– 30th Sun of the 1st Astral Moon
I only write when I’m sad or angry. That’s why this book is full of nothing but sadness and anger. I think it helped once, but now I feel nothing. There’s no relief or
cathartic catharcism catharsis(?) to be had here.
Another morning, another empty bed. I can’t get used to it. I left the house today, at least, wandered the avenues of Ul’dah. I stopped at the usual bakery and without thinking about it I ordered a dozen cinnamon buns. The little lalafell smiled as she handed them over. Her smile faded as she saw the look on my face. I was on the verge of tears. I’d forgotten, again. I don’t know if she knew, or whether I wear my heart so plainly on my sleeve, but she refused to take my coin.
So, now I have a dozen cinnamon buns sitting on my table I can’t bear to look at, much less eat.
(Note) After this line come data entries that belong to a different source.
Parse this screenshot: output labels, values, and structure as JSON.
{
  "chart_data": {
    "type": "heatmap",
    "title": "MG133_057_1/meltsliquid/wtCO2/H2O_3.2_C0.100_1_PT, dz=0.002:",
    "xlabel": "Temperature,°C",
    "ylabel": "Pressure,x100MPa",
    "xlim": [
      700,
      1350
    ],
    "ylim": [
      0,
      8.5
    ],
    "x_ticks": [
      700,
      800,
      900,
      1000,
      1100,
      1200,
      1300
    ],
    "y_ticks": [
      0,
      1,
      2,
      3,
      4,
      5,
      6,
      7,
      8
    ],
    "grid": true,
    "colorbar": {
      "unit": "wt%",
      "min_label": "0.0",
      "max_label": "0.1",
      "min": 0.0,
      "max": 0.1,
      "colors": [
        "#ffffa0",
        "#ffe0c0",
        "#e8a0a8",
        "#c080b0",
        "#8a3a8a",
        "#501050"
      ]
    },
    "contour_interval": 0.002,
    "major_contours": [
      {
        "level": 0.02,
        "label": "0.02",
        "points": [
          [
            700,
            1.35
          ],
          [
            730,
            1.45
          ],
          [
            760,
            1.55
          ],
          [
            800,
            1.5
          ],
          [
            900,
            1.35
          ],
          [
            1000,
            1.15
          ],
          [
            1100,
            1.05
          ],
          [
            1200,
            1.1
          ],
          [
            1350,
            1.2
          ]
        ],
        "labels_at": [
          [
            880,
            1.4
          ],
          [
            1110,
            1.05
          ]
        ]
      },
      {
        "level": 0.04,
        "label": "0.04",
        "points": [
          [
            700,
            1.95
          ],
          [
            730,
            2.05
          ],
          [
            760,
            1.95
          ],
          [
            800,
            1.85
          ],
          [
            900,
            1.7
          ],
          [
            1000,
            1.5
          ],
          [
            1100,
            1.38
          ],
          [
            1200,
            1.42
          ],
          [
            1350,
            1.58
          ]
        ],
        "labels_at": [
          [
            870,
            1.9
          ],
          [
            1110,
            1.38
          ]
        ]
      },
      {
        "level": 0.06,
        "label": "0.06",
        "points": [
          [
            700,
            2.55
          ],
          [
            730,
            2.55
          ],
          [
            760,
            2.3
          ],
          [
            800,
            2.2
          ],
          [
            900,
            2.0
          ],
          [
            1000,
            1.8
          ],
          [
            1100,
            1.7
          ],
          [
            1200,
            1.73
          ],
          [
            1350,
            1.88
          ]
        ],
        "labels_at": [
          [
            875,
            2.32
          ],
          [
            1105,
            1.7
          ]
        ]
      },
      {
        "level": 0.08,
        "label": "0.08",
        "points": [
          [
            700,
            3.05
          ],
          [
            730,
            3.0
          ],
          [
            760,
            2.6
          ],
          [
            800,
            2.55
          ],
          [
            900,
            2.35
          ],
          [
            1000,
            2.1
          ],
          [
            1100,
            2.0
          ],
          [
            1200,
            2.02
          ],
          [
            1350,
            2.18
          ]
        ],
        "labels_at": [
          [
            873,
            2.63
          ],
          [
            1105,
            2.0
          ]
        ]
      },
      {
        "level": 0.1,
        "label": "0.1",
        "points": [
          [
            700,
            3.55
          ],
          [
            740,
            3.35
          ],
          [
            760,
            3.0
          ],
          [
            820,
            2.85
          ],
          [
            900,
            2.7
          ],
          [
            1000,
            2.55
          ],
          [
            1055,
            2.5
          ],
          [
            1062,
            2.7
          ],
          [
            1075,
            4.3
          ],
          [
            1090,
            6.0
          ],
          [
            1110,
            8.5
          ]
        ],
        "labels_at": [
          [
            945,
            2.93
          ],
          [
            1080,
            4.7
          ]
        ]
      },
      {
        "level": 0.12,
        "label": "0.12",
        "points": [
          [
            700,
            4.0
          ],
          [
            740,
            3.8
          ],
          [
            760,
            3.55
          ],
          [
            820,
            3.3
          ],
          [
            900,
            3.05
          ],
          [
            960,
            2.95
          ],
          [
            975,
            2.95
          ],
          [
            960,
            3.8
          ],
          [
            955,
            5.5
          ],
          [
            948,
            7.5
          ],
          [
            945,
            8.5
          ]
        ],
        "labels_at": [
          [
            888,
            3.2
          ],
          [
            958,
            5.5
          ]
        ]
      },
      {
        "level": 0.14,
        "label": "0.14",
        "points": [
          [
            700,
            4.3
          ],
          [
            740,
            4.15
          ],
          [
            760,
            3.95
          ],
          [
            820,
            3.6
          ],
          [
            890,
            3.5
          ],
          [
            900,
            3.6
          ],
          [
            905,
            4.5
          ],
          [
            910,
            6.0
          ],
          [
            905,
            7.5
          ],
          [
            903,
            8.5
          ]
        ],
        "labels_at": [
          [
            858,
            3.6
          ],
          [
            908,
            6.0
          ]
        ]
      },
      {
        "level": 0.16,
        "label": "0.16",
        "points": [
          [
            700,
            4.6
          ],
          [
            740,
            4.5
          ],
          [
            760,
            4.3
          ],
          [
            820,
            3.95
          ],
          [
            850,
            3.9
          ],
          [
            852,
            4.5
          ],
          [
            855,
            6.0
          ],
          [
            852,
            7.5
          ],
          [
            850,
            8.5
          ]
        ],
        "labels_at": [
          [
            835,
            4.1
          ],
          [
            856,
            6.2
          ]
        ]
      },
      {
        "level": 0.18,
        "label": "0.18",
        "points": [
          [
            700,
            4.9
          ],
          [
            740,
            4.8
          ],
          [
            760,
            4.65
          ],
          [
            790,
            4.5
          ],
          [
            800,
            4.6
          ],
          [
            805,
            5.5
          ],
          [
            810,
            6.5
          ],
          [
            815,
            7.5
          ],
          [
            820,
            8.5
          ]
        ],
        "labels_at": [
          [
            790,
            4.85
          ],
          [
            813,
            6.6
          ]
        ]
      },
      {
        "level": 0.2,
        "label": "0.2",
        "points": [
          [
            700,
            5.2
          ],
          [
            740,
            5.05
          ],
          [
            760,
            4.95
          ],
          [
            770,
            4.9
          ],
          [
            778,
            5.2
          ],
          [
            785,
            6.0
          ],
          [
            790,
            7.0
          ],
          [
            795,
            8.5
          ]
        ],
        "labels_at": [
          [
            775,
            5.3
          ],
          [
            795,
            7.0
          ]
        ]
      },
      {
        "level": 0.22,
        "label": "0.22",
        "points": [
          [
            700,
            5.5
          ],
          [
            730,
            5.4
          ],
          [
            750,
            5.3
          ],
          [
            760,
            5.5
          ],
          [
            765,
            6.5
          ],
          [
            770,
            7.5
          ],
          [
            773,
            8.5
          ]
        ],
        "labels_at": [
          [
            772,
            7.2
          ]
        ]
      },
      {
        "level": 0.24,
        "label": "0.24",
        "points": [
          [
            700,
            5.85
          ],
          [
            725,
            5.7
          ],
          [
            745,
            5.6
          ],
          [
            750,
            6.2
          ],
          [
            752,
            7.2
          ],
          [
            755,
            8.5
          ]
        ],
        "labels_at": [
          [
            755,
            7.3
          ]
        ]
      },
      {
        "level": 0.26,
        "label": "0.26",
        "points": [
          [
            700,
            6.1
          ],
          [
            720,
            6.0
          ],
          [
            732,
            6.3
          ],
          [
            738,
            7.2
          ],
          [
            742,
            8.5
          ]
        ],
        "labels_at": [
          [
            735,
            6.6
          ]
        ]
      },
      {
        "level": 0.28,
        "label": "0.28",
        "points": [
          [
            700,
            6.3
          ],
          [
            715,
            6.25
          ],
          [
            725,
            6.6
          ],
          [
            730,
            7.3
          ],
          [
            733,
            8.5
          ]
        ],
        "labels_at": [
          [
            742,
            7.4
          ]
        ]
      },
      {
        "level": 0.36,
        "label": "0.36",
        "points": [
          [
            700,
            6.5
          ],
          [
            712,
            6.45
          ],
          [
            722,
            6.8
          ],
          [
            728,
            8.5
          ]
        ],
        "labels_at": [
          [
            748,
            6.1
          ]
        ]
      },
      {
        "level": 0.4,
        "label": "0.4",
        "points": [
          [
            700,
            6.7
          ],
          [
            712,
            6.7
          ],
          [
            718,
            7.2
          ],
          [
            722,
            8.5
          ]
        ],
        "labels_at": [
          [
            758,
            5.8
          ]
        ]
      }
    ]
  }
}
She loved the smell, and the taste. I associated them with her, with the happiness she brought. And now all that’s left is a empty void in my chest. I’m shaking. I’ve slept but it feels like it was an eternity ago. I’m exhausted.
I yearn – no, pray – for the day I wake up from this lonely nightmare. There’s nobody here. It’s just me, alone with my sadness.
It’s funny, how it all comes full circle. Maybe it is time to finish what I planned to do all those cycles ago, when I was alone with my sadness. I think my saving grace came. There’s no shock of pink hair to save me this time. I wasted that chance and everything that came with it.